I have a book published. “You Dooooooooo?” – (Annie) Everyone. I even wrote every parent a letter, detailing the party, what I needed donated and a rage-inducing poem I wrote called The Invitation, about a Halloween party at a spooky, haunted house. I know, I know, it’s so damn obnoxious! Guys, I titled the poem and did this at the end: “ –Caitlyn George”… I HATE ME TOO!! Like, why? Last, but certainly not least, I made every mother who is helping me some homemade, organic goat shit soap, I mean milk, PRINTED OFF A HYMN, SOAKED IT IN COFFEE TO MAKE IT RUSTIC AND WRAPPED THEM, DECORATED THEM WITH EFFING BIRDS, AND PUT THEM IN A BAG THAT SAYS “YOU’RE A TWEET-HEART.”!!!!!!! I literally have never wanted to punch myself so hard in the face. I may as well go all out, like Helen, and hand out puppies at the end.  

            I wanted so hard to show everyone what an amazing mother I am, how thoughtful, clever, witty and creative I am. I write poems, I make my own soap, I’m published, and rainbows come out of my ass, meanwhile, like Helen’s step children in Bridesmaids, my own kids are like, “we hate you.” I was so desperate to crush all the other moms, and walk away with them wondering, what CAN’T this bitch do, that I am the exact type of person, or rather, I am behaving like the type of woman, I cannot stand. I want to be friends with Megan, who hits on Air Marshals and takes 9 puppies home. Instead I am acting like Helen, with her giant cookie and bleached butt…

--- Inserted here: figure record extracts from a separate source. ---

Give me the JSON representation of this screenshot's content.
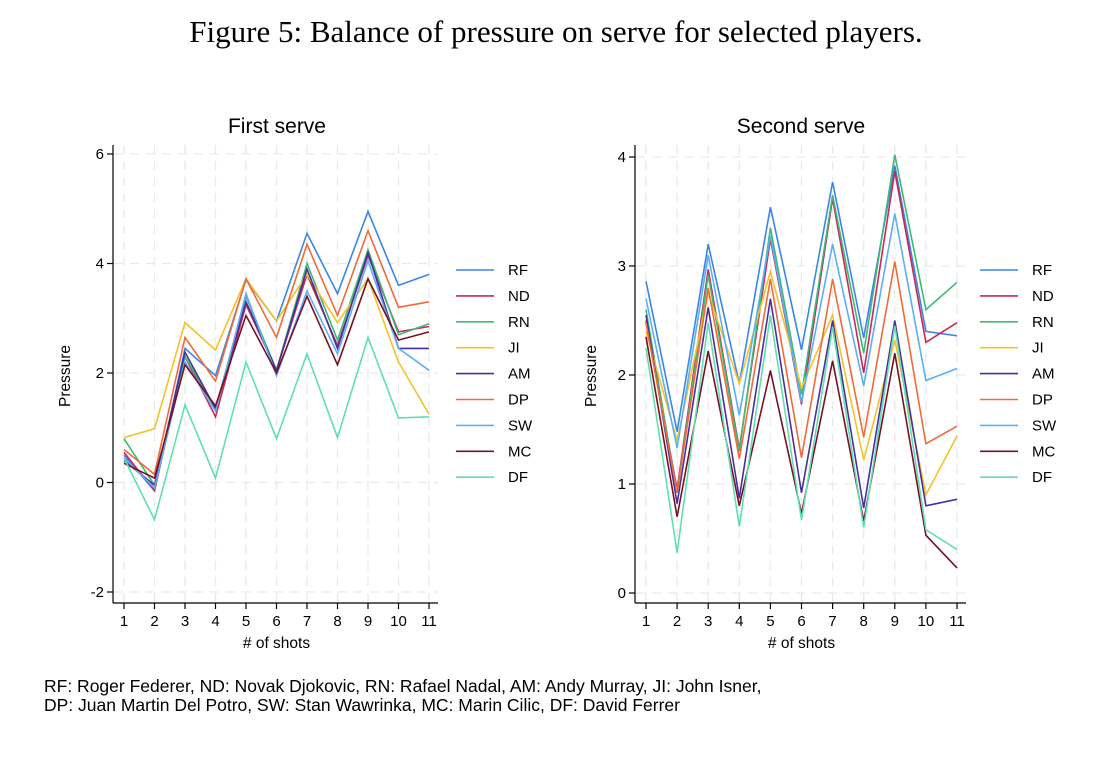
{
  "figure_title": "Figure 5: Balance of pressure on serve for selected players.",
  "caption": {
    "line1": "RF: Roger Federer, ND: Novak Djokovic, RN: Rafael Nadal, AM: Andy Murray, JI: John Isner,",
    "line2": "DP: Juan Martin Del Potro, SW: Stan Wawrinka, MC: Marin Cilic, DF: David Ferrer"
  },
  "chart_data": [
    {
      "type": "line",
      "title": "First serve",
      "xlabel": "# of shots",
      "ylabel": "Pressure",
      "x": [
        1,
        2,
        3,
        4,
        5,
        6,
        7,
        8,
        9,
        10,
        11
      ],
      "xticks": [
        "1",
        "2",
        "3",
        "4",
        "5",
        "6",
        "7",
        "8",
        "9",
        "10",
        "11"
      ],
      "ylim": [
        -2.6,
        6.2
      ],
      "yticks": [
        -2,
        0,
        2,
        4,
        6
      ],
      "ytick_labels": [
        "-2",
        "0",
        "2",
        "4",
        "6"
      ],
      "grid": true,
      "legend_position": "right",
      "series": [
        {
          "name": "RF",
          "color": "#3a86e8",
          "values": [
            0.5,
            -0.15,
            2.45,
            1.95,
            3.7,
            2.95,
            4.55,
            3.45,
            4.95,
            3.6,
            3.8
          ]
        },
        {
          "name": "ND",
          "color": "#c8285a",
          "values": [
            0.55,
            -0.15,
            2.3,
            1.2,
            3.25,
            2.05,
            3.8,
            2.5,
            4.15,
            2.75,
            2.85
          ]
        },
        {
          "name": "RN",
          "color": "#3dba74",
          "values": [
            0.8,
            -0.05,
            2.3,
            1.35,
            3.4,
            2.05,
            4.0,
            2.6,
            4.25,
            2.7,
            2.9
          ]
        },
        {
          "name": "JI",
          "color": "#f5c22b",
          "values": [
            0.82,
            0.98,
            2.92,
            2.42,
            3.72,
            2.95,
            3.8,
            2.92,
            3.72,
            2.2,
            1.25
          ]
        },
        {
          "name": "AM",
          "color": "#4a2f9e",
          "values": [
            0.4,
            -0.05,
            2.38,
            1.35,
            3.3,
            2.05,
            3.9,
            2.45,
            4.2,
            2.45,
            2.45
          ]
        },
        {
          "name": "DP",
          "color": "#f06a3a",
          "values": [
            0.6,
            0.15,
            2.65,
            1.85,
            3.72,
            2.65,
            4.35,
            3.05,
            4.6,
            3.2,
            3.3
          ]
        },
        {
          "name": "SW",
          "color": "#5ab0f5",
          "values": [
            0.45,
            -0.1,
            2.2,
            1.3,
            3.45,
            1.95,
            3.5,
            2.35,
            4.05,
            2.45,
            2.05
          ]
        },
        {
          "name": "MC",
          "color": "#7a1024",
          "values": [
            0.35,
            0.08,
            2.15,
            1.4,
            3.05,
            2.0,
            3.4,
            2.15,
            3.72,
            2.6,
            2.75
          ]
        },
        {
          "name": "DF",
          "color": "#5fe0b0",
          "values": [
            0.45,
            -0.68,
            1.42,
            0.08,
            2.2,
            0.8,
            2.35,
            0.82,
            2.65,
            1.18,
            1.2
          ]
        }
      ]
    },
    {
      "type": "line",
      "title": "Second serve",
      "xlabel": "# of shots",
      "ylabel": "Pressure",
      "x": [
        1,
        2,
        3,
        4,
        5,
        6,
        7,
        8,
        9,
        10,
        11
      ],
      "xticks": [
        "1",
        "2",
        "3",
        "4",
        "5",
        "6",
        "7",
        "8",
        "9",
        "10",
        "11"
      ],
      "ylim": [
        -0.1,
        4.15
      ],
      "yticks": [
        0,
        1,
        2,
        3,
        4
      ],
      "ytick_labels": [
        "0",
        "1",
        "2",
        "3",
        "4"
      ],
      "grid": true,
      "legend_position": "right",
      "series": [
        {
          "name": "RF",
          "color": "#3a86e8",
          "values": [
            2.86,
            1.48,
            3.2,
            1.92,
            3.54,
            2.23,
            3.77,
            2.34,
            3.92,
            2.4,
            2.36
          ]
        },
        {
          "name": "ND",
          "color": "#c8285a",
          "values": [
            2.5,
            0.95,
            2.97,
            1.32,
            3.25,
            1.73,
            3.62,
            2.02,
            3.87,
            2.3,
            2.48
          ]
        },
        {
          "name": "RN",
          "color": "#3dba74",
          "values": [
            2.6,
            0.92,
            2.92,
            1.3,
            3.35,
            1.82,
            3.65,
            2.2,
            4.02,
            2.6,
            2.85
          ]
        },
        {
          "name": "JI",
          "color": "#f5c22b",
          "values": [
            2.4,
            1.4,
            2.75,
            1.92,
            2.95,
            1.88,
            2.55,
            1.22,
            2.32,
            0.9,
            1.44
          ]
        },
        {
          "name": "AM",
          "color": "#4a2f9e",
          "values": [
            2.55,
            0.82,
            2.62,
            0.87,
            2.7,
            0.92,
            2.5,
            0.78,
            2.5,
            0.8,
            0.86
          ]
        },
        {
          "name": "DP",
          "color": "#f06a3a",
          "values": [
            2.48,
            0.92,
            2.8,
            1.23,
            2.88,
            1.24,
            2.88,
            1.43,
            3.04,
            1.37,
            1.53
          ]
        },
        {
          "name": "SW",
          "color": "#5ab0f5",
          "values": [
            2.7,
            1.33,
            3.1,
            1.63,
            3.28,
            1.75,
            3.2,
            1.9,
            3.48,
            1.95,
            2.06
          ]
        },
        {
          "name": "MC",
          "color": "#7a1024",
          "values": [
            2.35,
            0.7,
            2.22,
            0.8,
            2.04,
            0.73,
            2.13,
            0.66,
            2.2,
            0.53,
            0.23
          ]
        },
        {
          "name": "DF",
          "color": "#5fe0b0",
          "values": [
            2.25,
            0.37,
            2.48,
            0.61,
            2.55,
            0.67,
            2.44,
            0.6,
            2.45,
            0.58,
            0.4
          ]
        }
      ]
    }
  ]
}
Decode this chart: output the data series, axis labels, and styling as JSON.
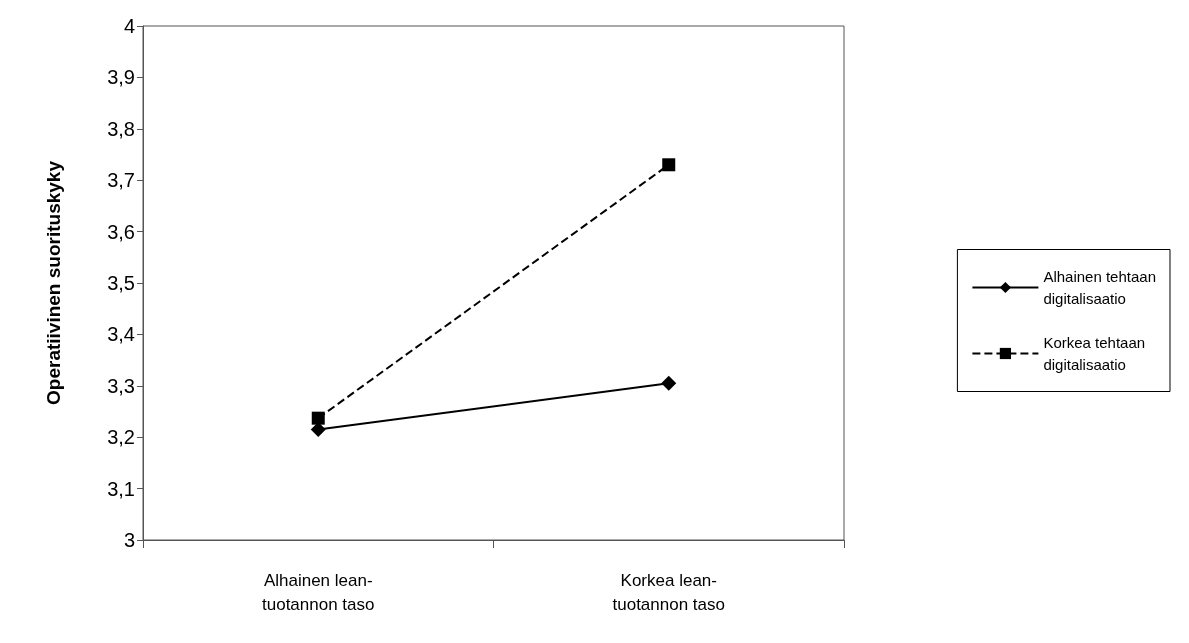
{
  "chart_data": {
    "type": "line",
    "ylabel": "Operatiivinen suorituskyky",
    "categories": [
      "Alhainen lean-\ntuotannon taso",
      "Korkea lean-\ntuotannon taso"
    ],
    "series": [
      {
        "name": "Alhainen tehtaan\ndigitalisaatio",
        "color": "#000000",
        "values": [
          3.215,
          3.305
        ],
        "marker": "diamond",
        "line_style": "solid"
      },
      {
        "name": "Korkea tehtaan\ndigitalisaatio",
        "color": "#000000",
        "values": [
          3.237,
          3.73
        ],
        "marker": "square",
        "line_style": "dashed"
      }
    ],
    "ylim": [
      3,
      4
    ],
    "yticks": [
      3,
      {
        "value": 3.1,
        "label": "3,1"
      },
      {
        "value": 3.2,
        "label": "3,2"
      },
      {
        "value": 3.3,
        "label": "3,3"
      },
      {
        "value": 3.4,
        "label": "3,4"
      },
      {
        "value": 3.5,
        "label": "3,5"
      },
      {
        "value": 3.6,
        "label": "3,6"
      },
      {
        "value": 3.7,
        "label": "3,7"
      },
      {
        "value": 3.8,
        "label": "3,8"
      },
      {
        "value": 3.9,
        "label": "3,9"
      },
      4
    ],
    "grid": false,
    "legend": "right"
  }
}
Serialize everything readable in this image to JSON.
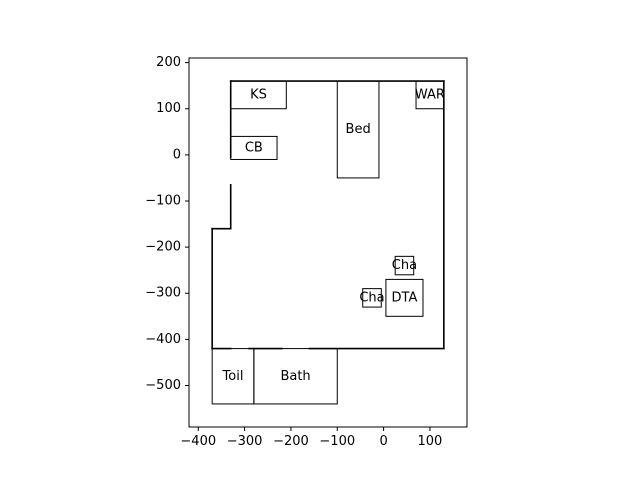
{
  "chart_data": {
    "type": "floor-plan",
    "title": "",
    "xlabel": "",
    "ylabel": "",
    "xlim": [
      -420,
      180
    ],
    "ylim": [
      -590,
      210
    ],
    "grid": false,
    "xticks": [
      -400,
      -300,
      -200,
      -100,
      0,
      100
    ],
    "yticks": [
      200,
      100,
      0,
      -100,
      -200,
      -300,
      -400,
      -500
    ],
    "xtick_labels": [
      "−400",
      "−300",
      "−200",
      "−100",
      "0",
      "100"
    ],
    "ytick_labels": [
      "200",
      "100",
      "0",
      "−100",
      "−200",
      "−300",
      "−400",
      "−500"
    ],
    "walls": [
      {
        "id": "wall-top",
        "points": [
          [
            -330,
            160
          ],
          [
            130,
            160
          ]
        ]
      },
      {
        "id": "wall-right",
        "points": [
          [
            130,
            160
          ],
          [
            130,
            -420
          ]
        ]
      },
      {
        "id": "wall-bottom-right",
        "points": [
          [
            130,
            -420
          ],
          [
            -160,
            -420
          ]
        ]
      },
      {
        "id": "wall-bottom-mid",
        "points": [
          [
            -220,
            -420
          ],
          [
            -290,
            -420
          ]
        ]
      },
      {
        "id": "wall-bottom-left",
        "points": [
          [
            -330,
            -420
          ],
          [
            -370,
            -420
          ]
        ]
      },
      {
        "id": "wall-left-lower",
        "points": [
          [
            -370,
            -420
          ],
          [
            -370,
            -160
          ]
        ]
      },
      {
        "id": "wall-step",
        "points": [
          [
            -370,
            -160
          ],
          [
            -330,
            -160
          ]
        ]
      },
      {
        "id": "wall-left-upper-a",
        "points": [
          [
            -330,
            -160
          ],
          [
            -330,
            -65
          ]
        ]
      },
      {
        "id": "wall-left-upper-b",
        "points": [
          [
            -330,
            -5
          ],
          [
            -330,
            160
          ]
        ]
      }
    ],
    "rooms": [
      {
        "id": "ks",
        "label": "KS",
        "x": -330,
        "y": 100,
        "w": 120,
        "h": 60
      },
      {
        "id": "cb",
        "label": "CB",
        "x": -330,
        "y": -10,
        "w": 100,
        "h": 50
      },
      {
        "id": "bed",
        "label": "Bed",
        "x": -100,
        "y": -50,
        "w": 90,
        "h": 210
      },
      {
        "id": "war",
        "label": "WAR",
        "x": 70,
        "y": 100,
        "w": 60,
        "h": 60
      },
      {
        "id": "cha-1",
        "label": "Cha",
        "x": 25,
        "y": -260,
        "w": 40,
        "h": 40
      },
      {
        "id": "cha-2",
        "label": "Cha",
        "x": -45,
        "y": -330,
        "w": 40,
        "h": 40
      },
      {
        "id": "dta",
        "label": "DTA",
        "x": 5,
        "y": -350,
        "w": 80,
        "h": 80
      },
      {
        "id": "toil",
        "label": "Toil",
        "x": -370,
        "y": -540,
        "w": 90,
        "h": 120
      },
      {
        "id": "bath",
        "label": "Bath",
        "x": -280,
        "y": -540,
        "w": 180,
        "h": 120
      }
    ]
  }
}
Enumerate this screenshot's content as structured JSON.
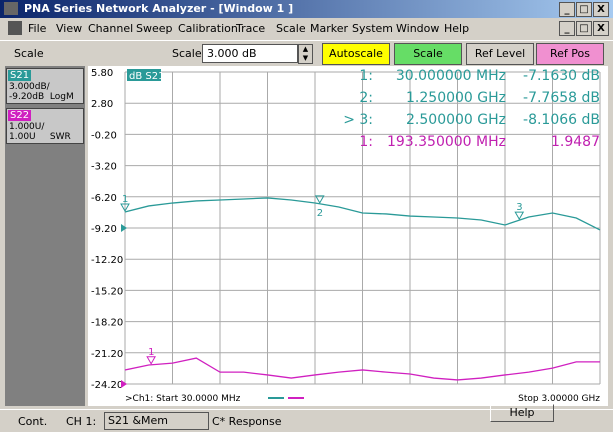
{
  "window": {
    "title": "PNA Series Network Analyzer - [Window 1 ]",
    "buttons": [
      "_",
      "□",
      "X"
    ]
  },
  "menu": {
    "items": [
      "File",
      "View",
      "Channel",
      "Sweep",
      "Calibration",
      "Trace",
      "Scale",
      "Marker",
      "System",
      "Window",
      "Help"
    ]
  },
  "toolbar": {
    "name": "Scale",
    "field_label": "Scale",
    "field_value": "3.000 dB",
    "buttons": [
      "Autoscale",
      "Scale",
      "Ref Level",
      "Ref Pos"
    ]
  },
  "channels": [
    {
      "name": "S21",
      "lines": [
        "3.000dB/",
        "-9.20dB  LogM"
      ]
    },
    {
      "name": "S22",
      "lines": [
        "1.000U/",
        "1.00U     SWR"
      ]
    }
  ],
  "plot": {
    "trace_label": "dB S21",
    "y_labels": [
      "5.80",
      "2.80",
      "-0.20",
      "-3.20",
      "-6.20",
      "-9.20",
      "-12.20",
      "-15.20",
      "-18.20",
      "-21.20",
      "-24.20"
    ],
    "readouts": [
      {
        "marker": "1:",
        "freq": "30.000000 MHz",
        "value": "-7.1630 dB",
        "color": "#2a9a98"
      },
      {
        "marker": "2:",
        "freq": "1.250000 GHz",
        "value": "-7.7658 dB",
        "color": "#2a9a98"
      },
      {
        "marker": "> 3:",
        "freq": "2.500000 GHz",
        "value": "-8.1066 dB",
        "color": "#2a9a98"
      },
      {
        "marker": "1:",
        "freq": "193.350000 MHz",
        "value": "1.9487",
        "color": "#c020b0"
      }
    ],
    "traces": [
      {
        "color": "#2a9a98",
        "ref": -9.2,
        "per_div": 3,
        "ref_div": 5,
        "values": [
          -7.66,
          -7.08,
          -6.8,
          -6.6,
          -6.51,
          -6.41,
          -6.31,
          -6.51,
          -6.8,
          -7.18,
          -7.76,
          -7.85,
          -8.05,
          -8.14,
          -8.24,
          -8.43,
          -8.91,
          -8.14,
          -7.76,
          -8.24,
          -9.39
        ]
      },
      {
        "color": "#d020c0",
        "ref": 1.0,
        "per_div": 1,
        "ref_div": 10,
        "values": [
          1.45,
          1.61,
          1.67,
          1.83,
          1.38,
          1.38,
          1.29,
          1.19,
          1.29,
          1.38,
          1.45,
          1.38,
          1.32,
          1.19,
          1.13,
          1.19,
          1.29,
          1.38,
          1.51,
          1.71,
          1.71
        ]
      }
    ],
    "markers": [
      {
        "label": "1",
        "trace": 0,
        "pos": 0
      },
      {
        "label": "2",
        "trace": 0,
        "pos": 8.2
      },
      {
        "label": "3",
        "trace": 0,
        "pos": 16.6
      },
      {
        "label": "1",
        "trace": 1,
        "pos": 1.1
      }
    ],
    "start": ">Ch1: Start  30.0000 MHz",
    "stop": "Stop  3.00000 GHz"
  },
  "status": {
    "mode": "Cont.",
    "channel": "CH 1:",
    "measurement": "S21 &Mem",
    "response": "C* Response",
    "help": "Help"
  }
}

            Every day I tell Dominic as I send him off to show the other kids in his class who is in his heart. I mean Jesus. I am sitting here staring at this box of party supplies, ashamed at how passive aggressive, competitive and insecure I was being. I don’t need to prove myself to anyone, I don’t need to be perfect and 4 year olds don’t give a rip about rustic autumnal décor vs. tacky plastic ghost figurines. I may have put together a cute party, but in doing so I will have made every single woman I have to work with, hate my guts. I know I would. I can whip up some handmade soap, but am I nice? Am I kind? My poems might be okay, but am I funny? Can I poke fun at myself and be humble? These are the things that matter, and I think with that being said, tomorrow, when I drop my kid off, I’ll be true to myself and show up in pajama pants, and let them all hear me screaming into the backseat, “KNOCK IT OFF YOU LITTLE SHITS!”.  I tell my kids constantly that it’s better to put yourself down, and let someone else raise you up, than to do it yourself and allow the world to destroy you. I am who I am. And that alone should be something to be proud of, there is no reason to try so hard to show off. My kids love me, and they are happy and healthy. Be an Annie, not a Helen.